The Commonwealth Fund study found there were two Americas when it comes to healthcare, divided by geography and income. However, having a low income does not mean worse healthcare or worse health.
Except for all but six indicators, low-income adults in top-performing states for healthcare exceeded the national average for all incomes, the report said.
The Commonwealth Fund's Scorecard on State Health System Performance for Low-Income Populations analyzed 30 indicators of access, prevention and quality, potentially avoidable hospital use, and health outcome.
The Scorecard documented sharp healthcare disparities among states -- between leading and lagging states, up to a fourfold disparity in performance exists on a range of key healthcare indicators for low-income populations.
There are also wide differences within states by income. However, if all states could reach the benchmarks set by leading states, an estimated 86,000 fewer people would die prematurely and tens of millions more adults and children would receive timely preventive care, the report said.
Moreover, many benchmarks for low-income populations in the top states were better than average and better than those for higher-income or more-educated individuals in the lagging states.

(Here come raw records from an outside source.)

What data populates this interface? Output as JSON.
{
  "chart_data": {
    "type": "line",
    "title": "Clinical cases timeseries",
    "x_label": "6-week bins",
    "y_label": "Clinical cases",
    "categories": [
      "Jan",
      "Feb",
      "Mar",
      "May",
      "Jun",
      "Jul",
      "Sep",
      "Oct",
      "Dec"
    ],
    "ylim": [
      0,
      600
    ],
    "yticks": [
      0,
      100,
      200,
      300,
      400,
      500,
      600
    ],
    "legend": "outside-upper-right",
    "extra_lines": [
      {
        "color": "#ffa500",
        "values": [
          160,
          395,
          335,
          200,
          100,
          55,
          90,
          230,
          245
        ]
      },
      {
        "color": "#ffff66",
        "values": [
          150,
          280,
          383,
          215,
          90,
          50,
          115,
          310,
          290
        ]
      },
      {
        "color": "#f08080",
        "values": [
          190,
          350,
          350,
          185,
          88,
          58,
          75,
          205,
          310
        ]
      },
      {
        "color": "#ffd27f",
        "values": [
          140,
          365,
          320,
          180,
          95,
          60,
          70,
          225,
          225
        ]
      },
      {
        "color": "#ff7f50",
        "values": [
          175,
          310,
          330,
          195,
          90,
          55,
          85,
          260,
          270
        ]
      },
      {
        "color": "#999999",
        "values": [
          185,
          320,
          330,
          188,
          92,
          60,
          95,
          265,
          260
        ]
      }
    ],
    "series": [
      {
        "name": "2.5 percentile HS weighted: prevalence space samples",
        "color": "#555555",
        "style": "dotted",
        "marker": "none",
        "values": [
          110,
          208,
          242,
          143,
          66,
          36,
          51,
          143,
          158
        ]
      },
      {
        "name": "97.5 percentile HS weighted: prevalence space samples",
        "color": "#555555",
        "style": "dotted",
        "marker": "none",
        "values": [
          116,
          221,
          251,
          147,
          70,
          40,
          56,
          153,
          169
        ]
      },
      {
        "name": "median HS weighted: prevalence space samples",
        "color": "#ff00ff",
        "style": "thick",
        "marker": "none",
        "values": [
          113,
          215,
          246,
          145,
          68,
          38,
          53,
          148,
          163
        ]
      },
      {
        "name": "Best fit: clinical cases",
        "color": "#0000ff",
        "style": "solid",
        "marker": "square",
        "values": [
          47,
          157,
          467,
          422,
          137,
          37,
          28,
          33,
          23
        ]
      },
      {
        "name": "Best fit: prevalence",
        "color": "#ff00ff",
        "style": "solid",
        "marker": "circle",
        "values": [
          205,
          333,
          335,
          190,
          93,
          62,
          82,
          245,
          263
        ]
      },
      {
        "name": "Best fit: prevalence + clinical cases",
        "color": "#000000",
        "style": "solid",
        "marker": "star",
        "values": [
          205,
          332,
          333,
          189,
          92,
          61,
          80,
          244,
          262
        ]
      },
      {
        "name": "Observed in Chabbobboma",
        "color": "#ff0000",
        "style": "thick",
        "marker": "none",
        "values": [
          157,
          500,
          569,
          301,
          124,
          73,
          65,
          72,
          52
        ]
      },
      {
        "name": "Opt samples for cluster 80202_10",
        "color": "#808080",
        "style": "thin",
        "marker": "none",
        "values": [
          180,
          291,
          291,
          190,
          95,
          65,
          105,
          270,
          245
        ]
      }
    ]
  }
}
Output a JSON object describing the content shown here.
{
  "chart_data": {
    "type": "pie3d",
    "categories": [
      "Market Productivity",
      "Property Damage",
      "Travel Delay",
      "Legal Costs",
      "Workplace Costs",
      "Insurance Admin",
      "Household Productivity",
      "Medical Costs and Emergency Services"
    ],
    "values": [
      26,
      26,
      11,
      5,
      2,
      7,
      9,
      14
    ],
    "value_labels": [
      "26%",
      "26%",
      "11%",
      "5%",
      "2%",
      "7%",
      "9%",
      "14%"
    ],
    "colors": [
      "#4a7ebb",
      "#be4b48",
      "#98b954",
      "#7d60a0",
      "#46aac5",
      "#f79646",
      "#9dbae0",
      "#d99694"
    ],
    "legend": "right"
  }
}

The report defined "low income" as below 200 percent of the federal poverty level, or $23,000 annual income for an individual or about $47,000 for a family of four.
Nationally, as of 2010–11, 55 percent of those age 65 and younger with incomes below 200 percent of poverty -- nearly 57 million people -- were either uninsured, or if insured, were spending a relatively high share of their incomes on medical care, the report said.
This is sometimes referred to as being "underinsured." The percentage uninsured or underinsured ranged from a low of 36 percent in Massachusetts to more than 60 percent in 10 states -- Alaska, Colorado, Florida, Idaho, Montana, Nevada, New Mexico, Texas, Utah and Wyoming.